The study drug (BMN 331) is an investigational gene therapy designed to introduce the SERPING1 gene into the liver and make C1-INH protein. The study drug is given as a single intravenous (IV) infusion, and is designed to target liver cells.

What is the study drug?

The study drug (BMN 331) is an investigational gene therapy designed to introduce the SERPING1 gene into the liver and make C1-INH protein. The study drug is given as a single intravenous (IV) infusion, and is designed to target liver cells.

Therapy FAQs


What is an investigational drug?

Investigational means that the study drug has not been approved for use by authorities that regulate new medicines, such as the US Food and Drug Administration (FDA) or the European Medicines Agency (EMA) and has not been determined to be safe or effective. The study drug can only be used in clinical research studies.


What is the study drug designed to do?

Gene therapy is the method of using genetic material to potentially treat or prevent disease and other conditions. For this investigational gene therapy, a neutralized adeno-associated virus (AAV5) is used as the vehicle that is designed to transfer a functional gene to the liver cells. The AAV vector, or viral shell, is neutralized to not cause illness since most of the viral components of the vector have been removed and replaced with the functional gene.
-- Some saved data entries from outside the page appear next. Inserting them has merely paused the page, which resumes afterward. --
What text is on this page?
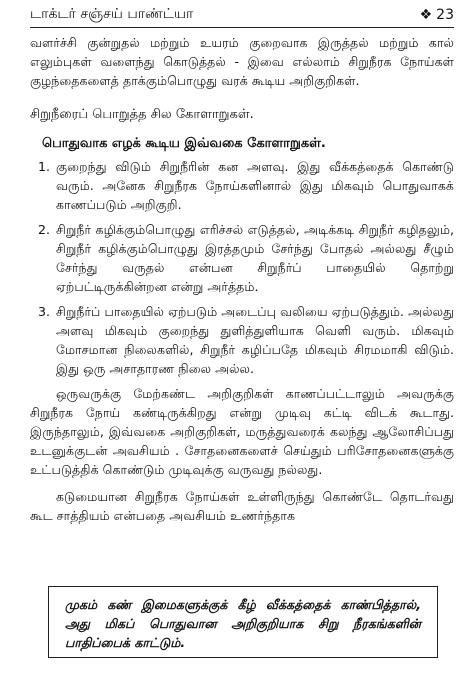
டாக்டர் சஞ்சய் பாண்ட்யா	❖ 23

வளர்ச்சி குன்றுதல் மற்றும் உயரம் குறைவாக இருத்தல் மற்றும் கால் எலும்புகள் வளைந்து கொடுத்தல் - இவை எல்லாம் சிறுநீரக நோய்கள் குழந்தைகளைத் தாக்கும்பொழுது வரக் கூடிய அறிகுறிகள்.

சிறுநீரைப் பொறுத்த சில கோளாறுகள்.

பொதுவாக எழக் கூடிய இவ்வகை கோளாறுகள்.

1. குறைந்து விடும் சிறுநீரின் கன அளவு. இது வீக்கத்தைக் கொண்டு வரும். அனேக சிறுநீரக நோய்களினால் இது மிகவும் பொதுவாகக் காணப்படும் அறிகுறி.
2. சிறுநீர் கழிக்கும்பொழுது எரிச்சல் எடுத்தல், அடிக்கடி சிறுநீர் கழிதலும், சிறுநீர் கழிக்கும்பொழுது இரத்தமும் சேர்ந்து போதல் அல்லது சீழும் சேர்ந்து வருதல் என்பன சிறுநீர்ப் பாதையில் தொற்று ஏற்பட்டிருக்கின்றன என்று அர்த்தம்.
3. சிறுநீர்ப் பாதையில் ஏற்படும் அடைப்பு வலியை ஏற்படுத்தும். அல்லது அளவு மிகவும் குறைந்து துளித்துளியாக வெளி வரும். மிகவும் மோசமான நிலைகளில், சிறுநீர் கழிப்பதே மிகவும் சிரமமாகி விடும். இது ஒரு அசாதாரண நிலை அல்ல.

ஒருவருக்கு மேற்கண்ட அறிகுறிகள் காணப்பட்டாலும் அவருக்கு சிறுநீரக நோய் கண்டிருக்கிறது என்று முடிவு கட்டி விடக் கூடாது. இருந்தாலும், இவ்வகை அறிகுறிகள், மருத்துவரைக் கலந்து ஆலோசிப்பது உடனுக்குடன் அவசியம் . சோதனைகளைச் செய்தும் பரிசோதனைகளுக்கு உட்படுத்திக் கொண்டும் முடிவுக்கு வருவது நல்லது.

கடுமையான சிறுநீரக நோய்கள் உள்ளிருந்து கொண்டே தொடர்வது கூட சாத்தியம் என்பதை அவசியம் உணர்ந்தாக

முகம் கண் இமைகளுக்குக் கீழ் வீக்கத்தைக் காண்பித்தால், அது மிகப் பொதுவான அறிகுறியாக சிறு நீரகங்களின் பாதிப்பைக் காட்டும்.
The visual below explains what the study drug is designed to do and part of what researchers will be looking at in the HAErmony-1 study:

Illustration of a person in the process of IV infusion which allows for the transfer of the SERPING1 gene
Illustration of a person with SERPING1 gene
Illustration of gene entering liver cell which helps make C1-INH protein

With this investigational gene therapy, there is no gene replacement or editing, just introducing the functional gene into the body. The functional gene is not intended to be passed down to future generations.

Therapy FAQs


Have other people used BMN 331?

No, HAErmony-1 is a Phase 1/2 study, where the study drug has not been researched in people. The study drug has been studied in mice and non-human primates (monkeys) where it showed production of C1-INH protein. The method using AAV5 vectors to deliver functional genes has been tested in clinical trials for other genes and diseases.